The key idea of minimalism as a lifestyle philosophy is no different from that of minimalism as a style: remove what' nonessential or what isn't working to put a greater focus on what is left. Or, in other words, get rid of everything that doesn't make you happy or enrich your life to make space for stuff that does.
When it comes to minimalist living, there is no one way to do it. Why? Because being a minimalist in itself is not the goal; it's always only a means to an end. And that end is usually less stress and more happiness. Living simply is essentially just a technique that you use to improve your daily life, like yoga, healthy eating, meditation, or whatever else you do to stay happy and sane, and that's why you can pick and choose how and to what extent you want to incorporate aspects of minimalist living into your life. It's not about owning or doing as little as possible. It's about owning and doing the right things, things that add value to your life.
Here are my top tips to help you evaluate the pieces in your closet that are actually essential to you:
1. Be selective: Reserve your closet space for items you love 100 percent.
Training yourself to become more selective is the single most effective thing you can do to upgrade your wardrobe. Try to think of your closet as an exclusive, members-only club. Only pieces that you love and are truly excited to wear get an invite. Anything ill-fitting, scratchy, worn-out, barely "good enough," or that simply doesn't suit your personal style is not invited.
2. Be authentic: Forget conventional style typologies like "classic" or "bohemian" and create your own unique look.
Style typologies and lists of "wardrobe essentials" are to style seekers what fad diets are to people who want to lose a few pounds: quick-fix, one-size-fits-all solutions that make you feel as if you are making progress for a while but ultimately won't help you address the root of the problem.

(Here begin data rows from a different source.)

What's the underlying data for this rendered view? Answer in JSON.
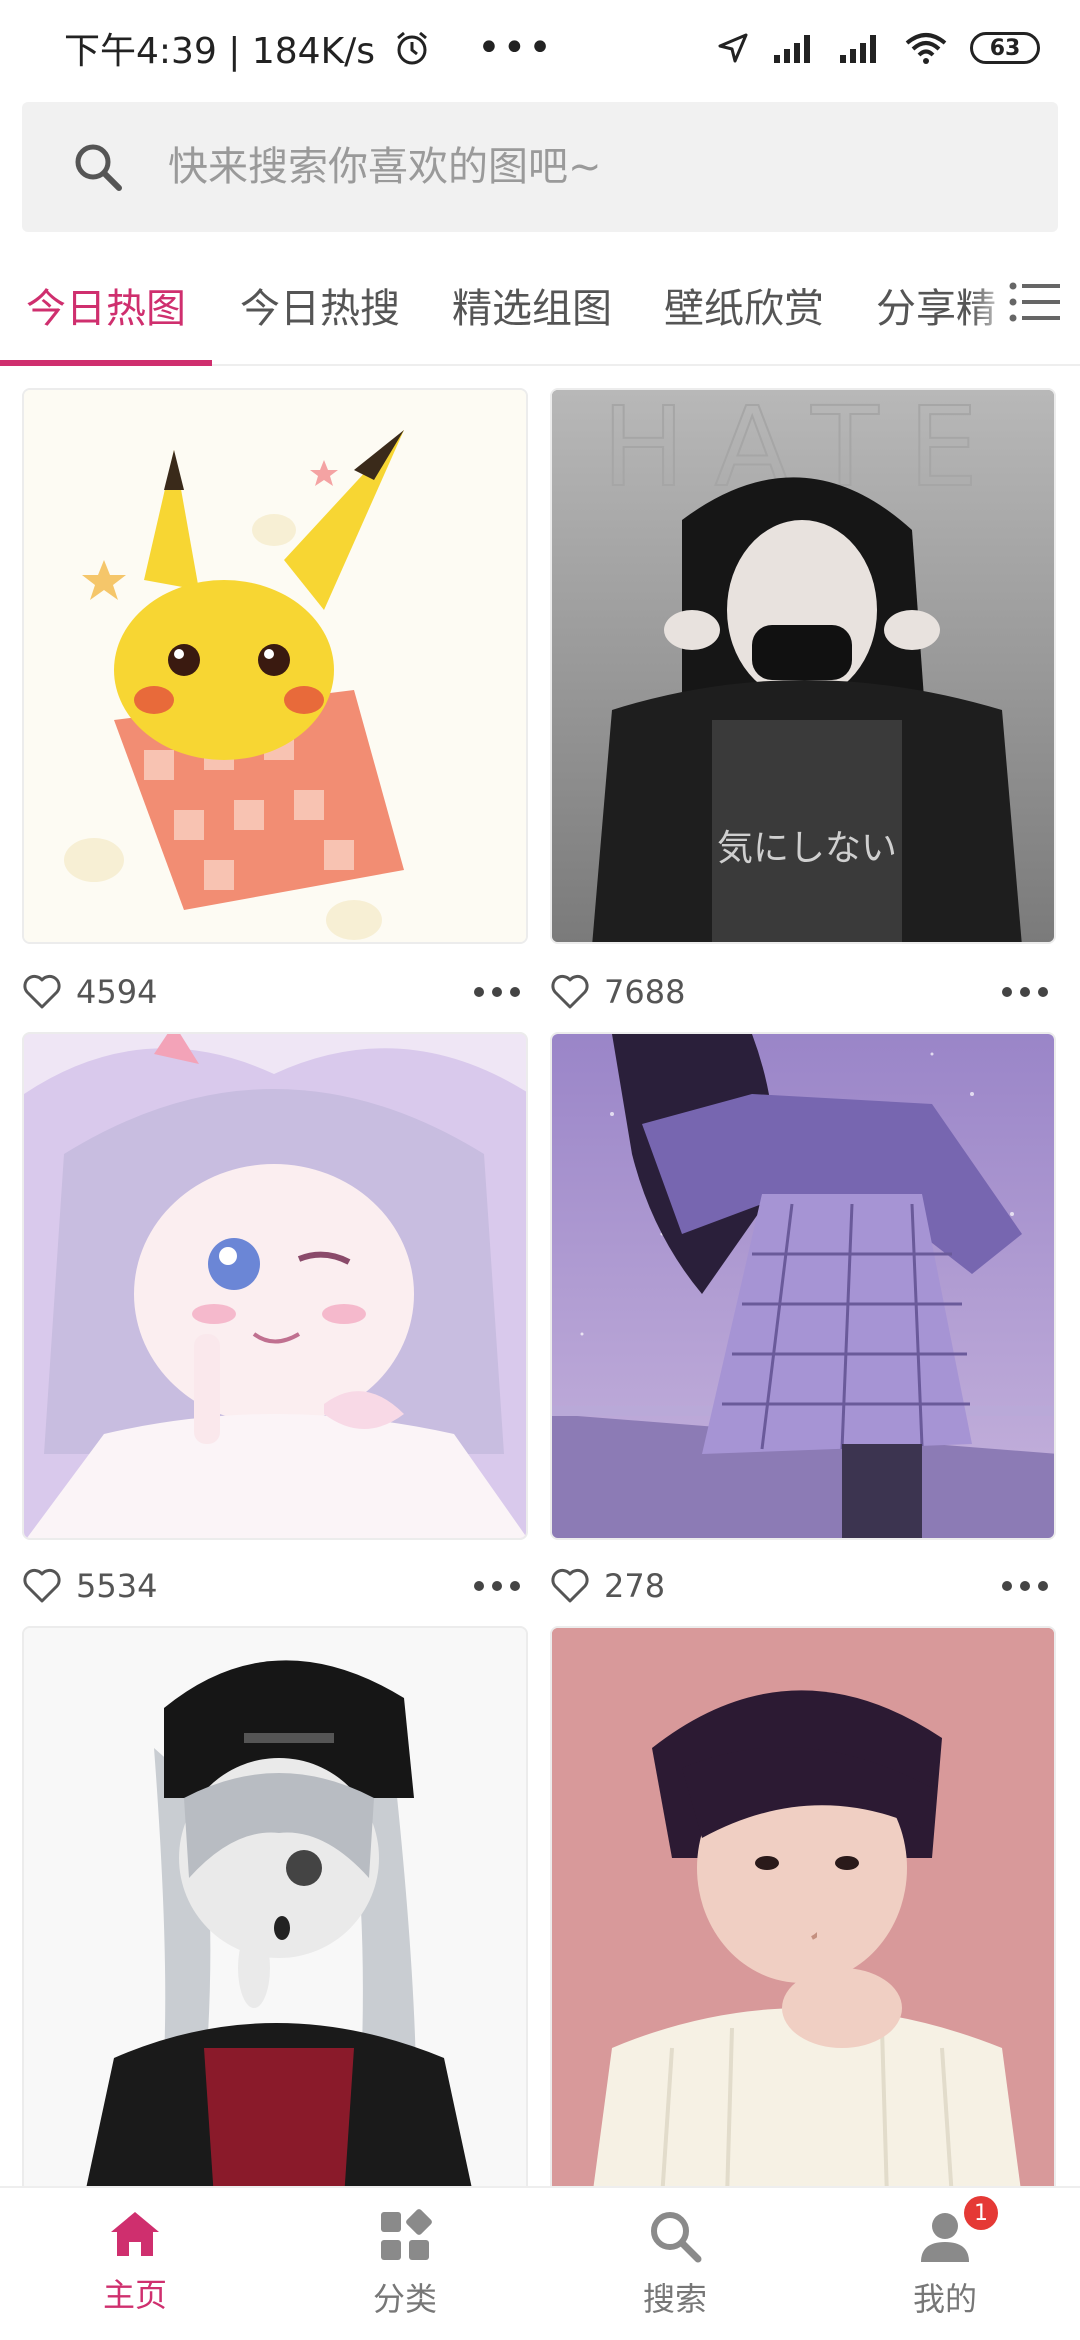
{
  "status_bar": {
    "time_speed": "下午4:39 | 184K/s",
    "more": "•••",
    "battery": "63"
  },
  "search": {
    "placeholder": "快来搜索你喜欢的图吧~"
  },
  "tabs": [
    {
      "label": "今日热图",
      "active": true
    },
    {
      "label": "今日热搜"
    },
    {
      "label": "精选组图"
    },
    {
      "label": "壁纸欣赏"
    },
    {
      "label": "分享精"
    }
  ],
  "cards": [
    {
      "likes": "4594"
    },
    {
      "likes": "7688",
      "overlay_text": "HATE",
      "shirt_text": "気にしない"
    },
    {
      "likes": "5534"
    },
    {
      "likes": "278"
    },
    {},
    {}
  ],
  "bottom_nav": {
    "home": "主页",
    "category": "分类",
    "search": "搜索",
    "mine": "我的",
    "badge": "1"
  },
  "colors": {
    "accent": "#cf2f6e",
    "badge": "#e53935"
  }
}
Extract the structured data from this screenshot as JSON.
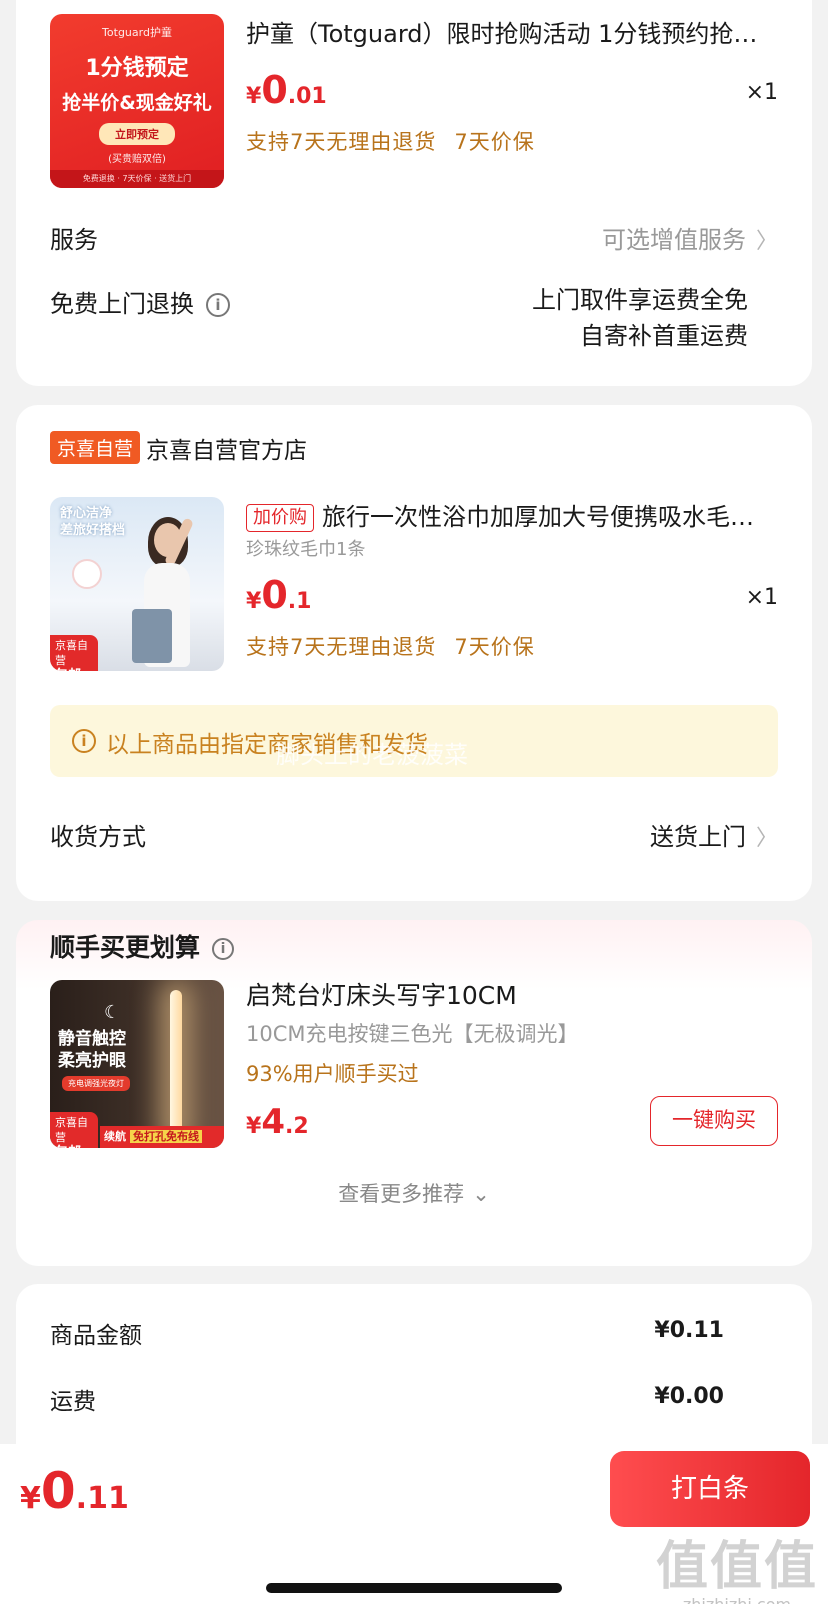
{
  "item1": {
    "title": "护童（Totguard）限时抢购活动 1分钱预约抢…",
    "price_yen": "¥",
    "price_int": "0",
    "price_dec": ".01",
    "qty": "×1",
    "guarantee_1": "支持7天无理由退货",
    "guarantee_2": "7天价保",
    "thumb": {
      "brand": "Totguard护童",
      "line1": "1分钱预定",
      "line2": "抢半价&现金好礼",
      "button": "立即预定",
      "sub": "(买贵赔双倍)",
      "foot": "免费退换 · 7天价保 · 送货上门"
    }
  },
  "service": {
    "label": "服务",
    "value": "可选增值服务"
  },
  "free_return": {
    "label": "免费上门退换",
    "line1": "上门取件享运费全免",
    "line2": "自寄补首重运费"
  },
  "shop": {
    "badge": "京喜自营",
    "name": "京喜自营官方店"
  },
  "item2": {
    "tag": "加价购",
    "title": "旅行一次性浴巾加厚加大号便携吸水毛…",
    "spec": "珍珠纹毛巾1条",
    "price_yen": "¥",
    "price_int": "0",
    "price_dec": ".1",
    "qty": "×1",
    "guarantee_1": "支持7天无理由退货",
    "guarantee_2": "7天价保",
    "thumb": {
      "line1": "舒心洁净",
      "line2": "差旅好搭档",
      "tag_line1": "京喜自营",
      "tag_line2": "包邮"
    }
  },
  "notice": {
    "text": "以上商品由指定商家销售和发货",
    "watermark": "脚头上的老菠菠菜"
  },
  "delivery": {
    "label": "收货方式",
    "value": "送货上门"
  },
  "recommend": {
    "section_title": "顺手买更划算",
    "title": "启梵台灯床头写字10CM",
    "spec": "10CM充电按键三色光【无极调光】",
    "percent": "93%用户顺手买过",
    "price_yen": "¥",
    "price_int": "4",
    "price_dec": ".2",
    "button": "一键购买",
    "more": "查看更多推荐",
    "thumb": {
      "line1": "静音触控",
      "line2": "柔亮护眼",
      "pill": "充电调强光夜灯",
      "tag_line1": "京喜自营",
      "tag_line2": "包邮",
      "bar_a": "续航",
      "bar_b": "免打孔免布线"
    }
  },
  "summary": {
    "goods_label": "商品金额",
    "goods_value": "¥0.11",
    "shipping_label": "运费",
    "shipping_value": "¥0.00"
  },
  "bottom": {
    "total_yen": "¥",
    "total_int": "0",
    "total_dec": ".11",
    "pay_button": "打白条",
    "site_big": "值值值",
    "site_small": "zhizhizhi.com"
  },
  "colors": {
    "accent_red": "#e4262b",
    "guarantee_orange": "#b8731b",
    "shop_badge": "#f05a23",
    "notice_bg": "#fdf7dc"
  }
}
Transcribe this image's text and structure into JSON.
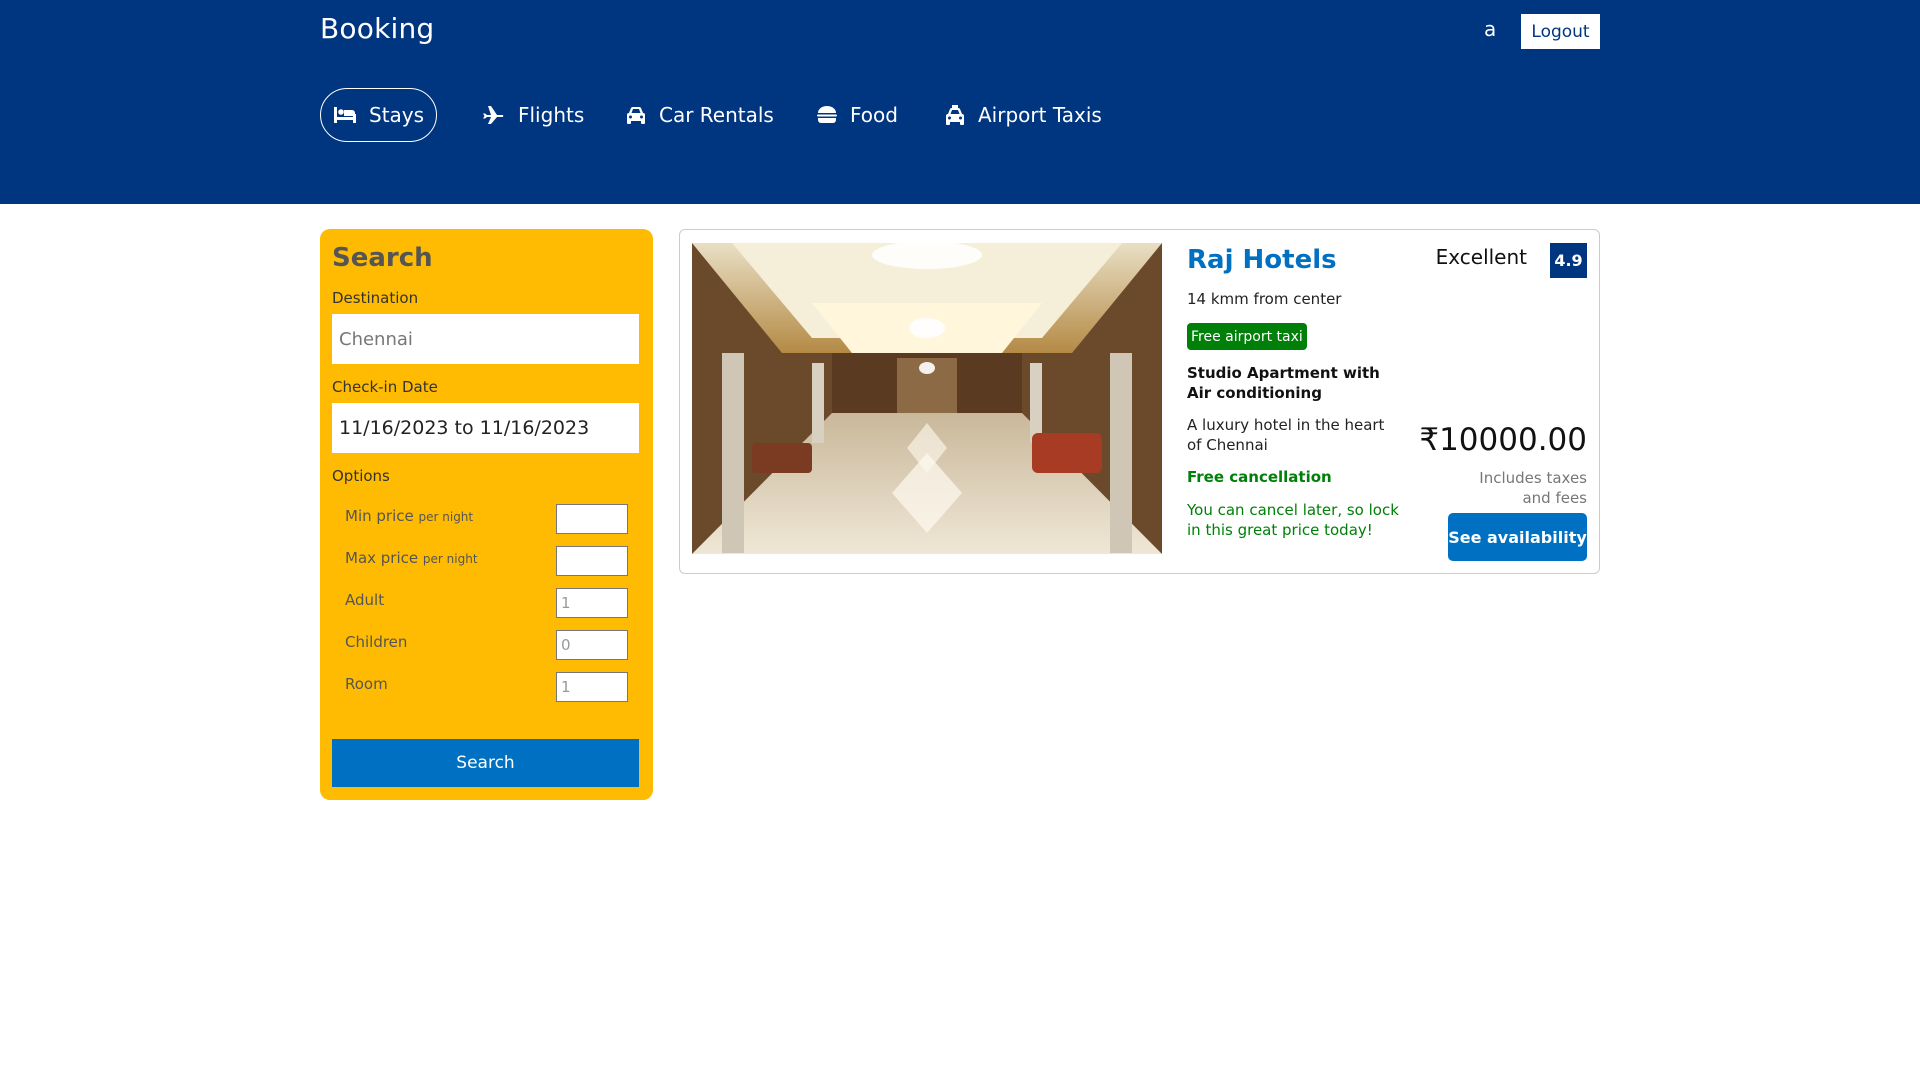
{
  "header": {
    "logo": "Booking",
    "user_name": "a",
    "logout_label": "Logout"
  },
  "nav": {
    "items": [
      {
        "label": "Stays",
        "icon": "bed-icon",
        "active": true
      },
      {
        "label": "Flights",
        "icon": "plane-icon",
        "active": false
      },
      {
        "label": "Car Rentals",
        "icon": "car-icon",
        "active": false
      },
      {
        "label": "Food",
        "icon": "burger-icon",
        "active": false
      },
      {
        "label": "Airport Taxis",
        "icon": "taxi-icon",
        "active": false
      }
    ]
  },
  "search": {
    "title": "Search",
    "destination_label": "Destination",
    "destination_value": "Chennai",
    "checkin_label": "Check-in Date",
    "checkin_value": "11/16/2023 to 11/16/2023",
    "options_label": "Options",
    "options": [
      {
        "label": "Min price",
        "suffix": "per night",
        "value": ""
      },
      {
        "label": "Max price",
        "suffix": "per night",
        "value": ""
      },
      {
        "label": "Adult",
        "suffix": "",
        "value": "1"
      },
      {
        "label": "Children",
        "suffix": "",
        "value": "0"
      },
      {
        "label": "Room",
        "suffix": "",
        "value": "1"
      }
    ],
    "button_label": "Search"
  },
  "result": {
    "name": "Raj Hotels",
    "distance": "14 kmm from center",
    "taxi_badge": "Free airport taxi",
    "room_type": "Studio Apartment with Air conditioning",
    "description": "A luxury hotel in the heart of Chennai",
    "free_cancellation": "Free cancellation",
    "cancel_note": "You can cancel later, so lock in this great price today!",
    "rating_text": "Excellent",
    "rating_value": "4.9",
    "price": "₹10000.00",
    "tax_note": "Includes taxes and fees",
    "button_label": "See availability"
  },
  "colors": {
    "brand_blue": "#003580",
    "action_blue": "#0071c2",
    "search_panel": "#febb02",
    "green": "#008009"
  }
}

The problem is that a ready-made, one-size-fits-all approach can give you only a ready-made, one-size-fits-all wardrobe. Following rules and blueprints is not going to help you cultivate a strong sense of style, because your personal style is just that: deeply personal. Sure, you may like a lot of the same colors, materials, or cuts as someone else, but the way you combine these into outfits, the pieces you choose for different occasions, and how you style your looks are all a reflection of your unique likes and dislikes and the influences that you have picked up over the years.
Try to think of your closet as an exclusive, members-only club.
3. Aim for quality: Build a wardrobe of high-quality pieces that last more than just a few years.
Only a few years ago, the concept of "quality over quantity" seemed inherently flawed to me. I thought, why in the world would I want to blow all my money on one pair of jeans, when I can have five pairs instead? The result of this approach was that I usually threw out the majority of my clothes at the end of a season.
Sounds terribly wasteful? It was. Fortunately, my strategy did a complete 180 almost as soon as my goal had shifted from "be fashionable" to "cultivate my own personal style." That process happened quite naturally for me, as it does for most people: once you become more selective about what you keep in your closet, you'll attach a bigger value to each individual piece and will probably no longer be satisfied with cheap, badly manufactured stuff. You'll want clothes that feel good on your skin. Clothes that are sturdy and durable and that won't fall apart after a couple of seasons. Clothes that fit the contours of your body well, without distorting your silhouette or restricting movement.
4. Style trumps fashion: Get excited about fashion trends that suit your own style, but ignore all others.
Some of the biggest style icons of the last century were people who explicitly did not follow every new trend out there and instead had their own very distinctive looks from which they rarely strayed. Just like music, fashion should be about celebrating creativity and having fun. You should not feel bad about wearing a super-trendy head-to-toe look if you love it, but you also shouldn't feel bad about wearing something that's not in line with what's currently considered to be the look.
5. Put in the work: Invest time and thought into developing your style and selecting the perfect garments.
Like everything in life, styling takes practice. It takes time to train your eye, experiment with different aesthetics, and develop a sense of style that feels natural and effortless to you. It takes time to figure out which types of pieces work best for your lifestyle and to curate a versatile wardrobe. And it takes time to then learn how to best utilize those pieces to create outfits that you love.
The good news is that, no matter what your wardrobe looks like right now, you can get it back in shape and even have fun doing so.